Sections 5 and 6 of E2SSB 5160 explains the landlord mitigation program. Generally, landlords may be reimbursed for improvements required to pass inspections as noted in 59.18.255(1)(a), for damages as reflected in a judgment, and reimbursements for damages and for unpaid rent and utilities.

Section 7 of E2SSB 5160 creates the Eviction Resolution Pilot Program. Of significance to landlords and tenants, “The eviction resolution pilot program must be used to facilitate the resolution of nonpayment of rent cases between a landlord and tenant before the landlord files an unlawful detainer action.” Section 7 sets forth the prerequisites in detail for appropriate notice from the landlords to tenants and the superior courts facilitation of the program. Only after sufficiently participating in this program may a landlord seek the eviction of a tenant for nonpayment of rent.

Section 8 of E2SSB 5160 creates the right to legal counsel for indigent tenants in an unlawful detainer proceeding. Section 8 defines the term “indigent,” makes the Office of Civil Legal Aid responsible for implementing section 8 and hiring attorneys as explained in Section 9, and sets a priority to legal representation.

The majority of the remaining sections of E2SSB 5160 largely address notice, the form of notice (Sec. 10) that now contains resources for rent payment assistance at the Attorney General’s website, notice of a right to legal counsel, notice to the dispute resolution center (Sec. 10); the form of a summons that now contains notice of a right to counsel and other resources (Sec. 11), the manner of serving notice (Sec. 14), and more explicit prohibitions on agreements inconsistent with RCW Chapter 59.18 (Sec. 15).

ESHB 1236, Section 2(1) prohibits the eviction of a tenant, the refusal to continue a tenancy, the end of a periodic tenancy except as provided in Section 2(2).

ESHB 1236, Section 2(2) sets forth the reasons that may constitute cause to evict under Section 2(1). Anyone interested or needing to know what the reasons are should not rely on the abbreviated summary immediately below, it is not legal advice, but should look at Section 2(2) and consult with an attorney.

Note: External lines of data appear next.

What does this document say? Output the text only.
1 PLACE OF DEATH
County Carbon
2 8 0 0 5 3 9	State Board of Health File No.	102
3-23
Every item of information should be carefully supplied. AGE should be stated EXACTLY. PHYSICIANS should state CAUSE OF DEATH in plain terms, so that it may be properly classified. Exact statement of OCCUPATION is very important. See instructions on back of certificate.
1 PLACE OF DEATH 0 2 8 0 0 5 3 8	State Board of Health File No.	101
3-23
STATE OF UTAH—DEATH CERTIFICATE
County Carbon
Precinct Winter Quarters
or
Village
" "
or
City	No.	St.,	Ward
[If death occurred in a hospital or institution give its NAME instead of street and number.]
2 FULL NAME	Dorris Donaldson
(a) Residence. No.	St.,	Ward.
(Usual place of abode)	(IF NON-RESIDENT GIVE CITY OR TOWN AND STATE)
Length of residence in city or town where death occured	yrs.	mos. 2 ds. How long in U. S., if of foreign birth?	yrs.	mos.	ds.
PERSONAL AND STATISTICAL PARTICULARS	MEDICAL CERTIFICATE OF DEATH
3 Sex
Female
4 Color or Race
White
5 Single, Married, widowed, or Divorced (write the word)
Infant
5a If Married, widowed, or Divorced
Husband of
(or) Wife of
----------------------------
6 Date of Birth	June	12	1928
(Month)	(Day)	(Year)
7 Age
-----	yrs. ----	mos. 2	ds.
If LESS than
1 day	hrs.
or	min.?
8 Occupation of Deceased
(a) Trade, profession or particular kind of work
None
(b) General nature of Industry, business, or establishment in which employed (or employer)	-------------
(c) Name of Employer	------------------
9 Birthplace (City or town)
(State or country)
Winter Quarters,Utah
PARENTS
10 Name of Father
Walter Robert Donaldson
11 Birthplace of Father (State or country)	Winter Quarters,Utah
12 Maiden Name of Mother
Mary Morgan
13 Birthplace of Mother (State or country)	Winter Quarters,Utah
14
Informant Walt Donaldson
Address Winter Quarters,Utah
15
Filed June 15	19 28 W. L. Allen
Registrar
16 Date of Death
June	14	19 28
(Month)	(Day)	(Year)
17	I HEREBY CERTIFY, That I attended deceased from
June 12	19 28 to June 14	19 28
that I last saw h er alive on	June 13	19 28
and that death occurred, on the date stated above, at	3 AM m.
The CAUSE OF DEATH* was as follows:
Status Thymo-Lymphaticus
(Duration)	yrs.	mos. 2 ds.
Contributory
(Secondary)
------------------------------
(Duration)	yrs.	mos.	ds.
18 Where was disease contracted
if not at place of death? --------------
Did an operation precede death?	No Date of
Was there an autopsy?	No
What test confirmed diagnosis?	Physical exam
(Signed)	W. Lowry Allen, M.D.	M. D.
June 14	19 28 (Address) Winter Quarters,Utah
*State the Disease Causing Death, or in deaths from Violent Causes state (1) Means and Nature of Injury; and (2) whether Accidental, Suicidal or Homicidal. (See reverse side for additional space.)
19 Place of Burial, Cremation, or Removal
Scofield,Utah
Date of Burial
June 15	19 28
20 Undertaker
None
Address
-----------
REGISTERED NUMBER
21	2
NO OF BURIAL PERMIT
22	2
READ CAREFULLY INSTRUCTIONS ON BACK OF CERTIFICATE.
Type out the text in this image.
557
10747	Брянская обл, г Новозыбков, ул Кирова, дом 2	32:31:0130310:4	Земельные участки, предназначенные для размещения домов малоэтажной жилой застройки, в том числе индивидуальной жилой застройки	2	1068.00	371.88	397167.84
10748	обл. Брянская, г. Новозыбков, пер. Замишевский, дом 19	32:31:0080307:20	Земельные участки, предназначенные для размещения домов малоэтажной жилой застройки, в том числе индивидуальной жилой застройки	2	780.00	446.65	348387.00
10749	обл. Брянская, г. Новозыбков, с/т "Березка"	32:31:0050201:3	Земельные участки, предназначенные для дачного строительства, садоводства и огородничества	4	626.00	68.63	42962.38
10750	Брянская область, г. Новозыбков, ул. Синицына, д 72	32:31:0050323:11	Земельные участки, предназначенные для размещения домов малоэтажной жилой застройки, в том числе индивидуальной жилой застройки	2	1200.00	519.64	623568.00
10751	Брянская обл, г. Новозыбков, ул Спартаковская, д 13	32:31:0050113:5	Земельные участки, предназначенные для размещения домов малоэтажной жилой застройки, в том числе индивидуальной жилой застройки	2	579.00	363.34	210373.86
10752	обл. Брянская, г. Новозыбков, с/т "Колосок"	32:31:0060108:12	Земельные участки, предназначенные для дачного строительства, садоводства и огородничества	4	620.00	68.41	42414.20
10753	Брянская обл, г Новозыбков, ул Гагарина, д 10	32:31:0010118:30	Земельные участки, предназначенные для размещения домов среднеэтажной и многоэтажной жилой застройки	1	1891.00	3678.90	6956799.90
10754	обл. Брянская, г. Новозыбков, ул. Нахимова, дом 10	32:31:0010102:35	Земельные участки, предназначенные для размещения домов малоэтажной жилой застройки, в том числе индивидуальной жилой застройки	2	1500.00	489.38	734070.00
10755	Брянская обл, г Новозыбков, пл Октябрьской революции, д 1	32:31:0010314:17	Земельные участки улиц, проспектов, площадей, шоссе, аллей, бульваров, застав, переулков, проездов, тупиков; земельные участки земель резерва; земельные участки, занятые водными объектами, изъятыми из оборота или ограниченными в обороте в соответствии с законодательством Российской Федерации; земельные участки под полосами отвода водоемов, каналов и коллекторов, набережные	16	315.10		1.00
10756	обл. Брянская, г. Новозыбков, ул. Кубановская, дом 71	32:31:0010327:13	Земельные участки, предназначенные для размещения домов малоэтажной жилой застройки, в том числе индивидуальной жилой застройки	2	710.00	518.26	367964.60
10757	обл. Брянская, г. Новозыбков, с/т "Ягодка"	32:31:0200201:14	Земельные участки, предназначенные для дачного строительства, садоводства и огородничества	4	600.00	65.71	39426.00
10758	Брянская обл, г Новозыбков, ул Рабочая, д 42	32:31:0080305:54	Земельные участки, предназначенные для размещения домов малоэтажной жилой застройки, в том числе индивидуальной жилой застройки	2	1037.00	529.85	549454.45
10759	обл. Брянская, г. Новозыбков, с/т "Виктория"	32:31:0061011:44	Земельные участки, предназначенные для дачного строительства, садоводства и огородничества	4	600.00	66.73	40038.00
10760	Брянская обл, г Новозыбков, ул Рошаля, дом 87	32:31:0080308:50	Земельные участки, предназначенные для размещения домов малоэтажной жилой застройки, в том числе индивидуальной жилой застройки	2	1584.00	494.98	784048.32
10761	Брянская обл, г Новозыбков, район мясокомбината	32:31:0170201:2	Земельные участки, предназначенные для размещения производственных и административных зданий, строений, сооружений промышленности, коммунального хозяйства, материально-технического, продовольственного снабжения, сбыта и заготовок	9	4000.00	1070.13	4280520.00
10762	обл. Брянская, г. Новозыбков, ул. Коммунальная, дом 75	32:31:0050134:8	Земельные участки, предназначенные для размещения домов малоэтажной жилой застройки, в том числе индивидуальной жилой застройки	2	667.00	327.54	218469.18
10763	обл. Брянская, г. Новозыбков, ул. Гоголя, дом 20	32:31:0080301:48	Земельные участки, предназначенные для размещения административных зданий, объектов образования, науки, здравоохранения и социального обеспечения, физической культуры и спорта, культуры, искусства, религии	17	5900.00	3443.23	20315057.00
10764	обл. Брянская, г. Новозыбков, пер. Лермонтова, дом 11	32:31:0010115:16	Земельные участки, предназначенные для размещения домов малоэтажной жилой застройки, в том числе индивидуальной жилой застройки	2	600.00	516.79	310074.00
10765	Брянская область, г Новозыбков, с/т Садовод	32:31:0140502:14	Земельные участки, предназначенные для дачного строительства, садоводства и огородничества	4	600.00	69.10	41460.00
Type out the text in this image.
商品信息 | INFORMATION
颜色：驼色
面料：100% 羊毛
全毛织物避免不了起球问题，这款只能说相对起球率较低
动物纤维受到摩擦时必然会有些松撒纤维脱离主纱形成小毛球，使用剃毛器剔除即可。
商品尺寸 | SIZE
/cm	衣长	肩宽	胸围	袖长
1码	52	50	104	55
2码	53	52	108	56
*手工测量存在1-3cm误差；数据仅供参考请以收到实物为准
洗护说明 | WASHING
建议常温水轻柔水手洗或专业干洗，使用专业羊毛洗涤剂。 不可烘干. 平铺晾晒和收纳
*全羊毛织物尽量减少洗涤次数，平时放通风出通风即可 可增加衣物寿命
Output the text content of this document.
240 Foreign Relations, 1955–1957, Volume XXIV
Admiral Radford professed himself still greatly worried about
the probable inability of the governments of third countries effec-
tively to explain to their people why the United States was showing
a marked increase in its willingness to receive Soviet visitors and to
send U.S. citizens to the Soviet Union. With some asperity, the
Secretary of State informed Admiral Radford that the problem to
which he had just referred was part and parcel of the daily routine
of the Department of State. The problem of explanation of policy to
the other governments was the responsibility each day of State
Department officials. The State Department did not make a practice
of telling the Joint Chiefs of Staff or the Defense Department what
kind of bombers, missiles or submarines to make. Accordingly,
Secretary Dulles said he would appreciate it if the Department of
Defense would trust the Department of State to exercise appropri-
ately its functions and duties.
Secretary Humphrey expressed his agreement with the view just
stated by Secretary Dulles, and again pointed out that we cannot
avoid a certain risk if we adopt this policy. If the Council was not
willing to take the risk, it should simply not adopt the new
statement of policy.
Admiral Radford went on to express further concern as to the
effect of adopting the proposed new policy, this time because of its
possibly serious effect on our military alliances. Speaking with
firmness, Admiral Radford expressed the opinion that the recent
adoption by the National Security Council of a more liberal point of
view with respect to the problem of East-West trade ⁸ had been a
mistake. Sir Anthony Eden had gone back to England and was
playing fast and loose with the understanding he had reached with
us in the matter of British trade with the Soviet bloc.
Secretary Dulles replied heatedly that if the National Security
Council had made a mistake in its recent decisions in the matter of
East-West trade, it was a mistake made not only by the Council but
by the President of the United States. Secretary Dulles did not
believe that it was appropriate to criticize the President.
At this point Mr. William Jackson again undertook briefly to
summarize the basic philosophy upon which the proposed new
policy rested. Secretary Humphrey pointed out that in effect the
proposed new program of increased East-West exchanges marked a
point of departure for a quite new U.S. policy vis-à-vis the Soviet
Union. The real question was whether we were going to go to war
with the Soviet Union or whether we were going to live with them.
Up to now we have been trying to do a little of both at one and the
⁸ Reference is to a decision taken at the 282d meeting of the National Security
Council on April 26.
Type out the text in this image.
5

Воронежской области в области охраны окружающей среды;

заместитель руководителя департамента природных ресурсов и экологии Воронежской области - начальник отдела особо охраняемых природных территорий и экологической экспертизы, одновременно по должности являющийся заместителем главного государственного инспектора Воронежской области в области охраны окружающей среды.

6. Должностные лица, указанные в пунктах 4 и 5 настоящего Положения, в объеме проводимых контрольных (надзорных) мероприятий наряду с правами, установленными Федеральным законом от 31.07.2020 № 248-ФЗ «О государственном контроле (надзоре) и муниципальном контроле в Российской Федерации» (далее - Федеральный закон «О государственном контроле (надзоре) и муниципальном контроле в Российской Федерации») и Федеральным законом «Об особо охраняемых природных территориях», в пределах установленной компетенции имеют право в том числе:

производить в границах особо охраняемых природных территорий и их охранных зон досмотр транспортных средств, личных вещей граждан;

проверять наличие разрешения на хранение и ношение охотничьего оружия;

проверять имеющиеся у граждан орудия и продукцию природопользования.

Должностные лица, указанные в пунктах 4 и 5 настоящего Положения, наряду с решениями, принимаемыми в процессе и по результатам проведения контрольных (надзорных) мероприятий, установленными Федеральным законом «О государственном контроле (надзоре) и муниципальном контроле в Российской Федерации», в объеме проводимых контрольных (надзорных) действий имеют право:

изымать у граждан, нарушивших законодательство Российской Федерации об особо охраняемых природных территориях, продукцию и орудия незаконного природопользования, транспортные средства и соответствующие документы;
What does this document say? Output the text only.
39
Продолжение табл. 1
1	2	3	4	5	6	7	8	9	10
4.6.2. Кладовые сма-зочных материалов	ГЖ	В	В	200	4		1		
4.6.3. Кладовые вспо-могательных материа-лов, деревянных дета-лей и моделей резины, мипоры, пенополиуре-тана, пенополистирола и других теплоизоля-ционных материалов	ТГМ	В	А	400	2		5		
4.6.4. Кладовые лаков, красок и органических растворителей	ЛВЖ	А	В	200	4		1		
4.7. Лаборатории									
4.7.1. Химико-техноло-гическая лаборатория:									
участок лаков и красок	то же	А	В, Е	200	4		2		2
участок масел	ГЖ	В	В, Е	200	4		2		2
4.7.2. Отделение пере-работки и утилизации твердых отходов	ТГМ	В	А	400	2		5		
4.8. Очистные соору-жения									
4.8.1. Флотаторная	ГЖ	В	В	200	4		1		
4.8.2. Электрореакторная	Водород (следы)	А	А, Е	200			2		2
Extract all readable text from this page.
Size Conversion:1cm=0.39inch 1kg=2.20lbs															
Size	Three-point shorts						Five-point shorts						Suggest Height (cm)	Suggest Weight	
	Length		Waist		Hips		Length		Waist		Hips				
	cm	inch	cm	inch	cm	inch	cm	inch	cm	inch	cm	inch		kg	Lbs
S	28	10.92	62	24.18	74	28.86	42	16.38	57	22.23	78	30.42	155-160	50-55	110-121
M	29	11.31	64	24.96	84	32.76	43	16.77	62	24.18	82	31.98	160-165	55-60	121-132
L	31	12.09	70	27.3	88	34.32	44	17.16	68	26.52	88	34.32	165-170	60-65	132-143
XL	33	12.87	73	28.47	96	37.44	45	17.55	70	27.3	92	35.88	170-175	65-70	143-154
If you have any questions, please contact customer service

Those “cause” reasons include when the tenant continues possession after:

  1. Being in default
  2. Committing a substantial breach of a material subsidized housing requirement
  3. Being notified that tenant has committed or permitted waste, a nuisance, or unlawful activity
  4. Being notified of the owner’s intent to occupy or have the owner’s family occupy the unit
  5. Being given 90 days’ notice that the owner has elected to sell as a single-family residence
  6. Being notified that premises will be demolished, substantially rehabilitated, or its use changed
  7. Being notified that the owner will convert the property to a condominium or cooperative
  8. Being notified that the property has been certified or condemned as uninhabitable
  9. Being notified that the owner intends to stop sharing the dwelling unit with the tenant
  10. Being given at least 30 days’ notice to vacate transitional housing
  11. Refusing to sign a proposed new rental agreement in some situations
  12. Receiving a notice to vacate after intentional, knowing, and material application misrepresentations or omissions
  13. Being informed of other good cause to terminate the lease early
  14. Being given notice to vacate after committing 4 or more violations specified in (n)
  15. Being notified that of a failure to disclose or register as a sex offender
  16. Being notified that the tenant has made unwanted sexual advances or sexual harassment

Again, it is important for any who has read any portion of this summary to remember that there is no attorney-client relationship between Burien and anyone who might read this summary. If you have questions or concerns, Burien cannot give you legal advice. If you have questions or concerns you should read the applicable laws carefully and consult with an attorney.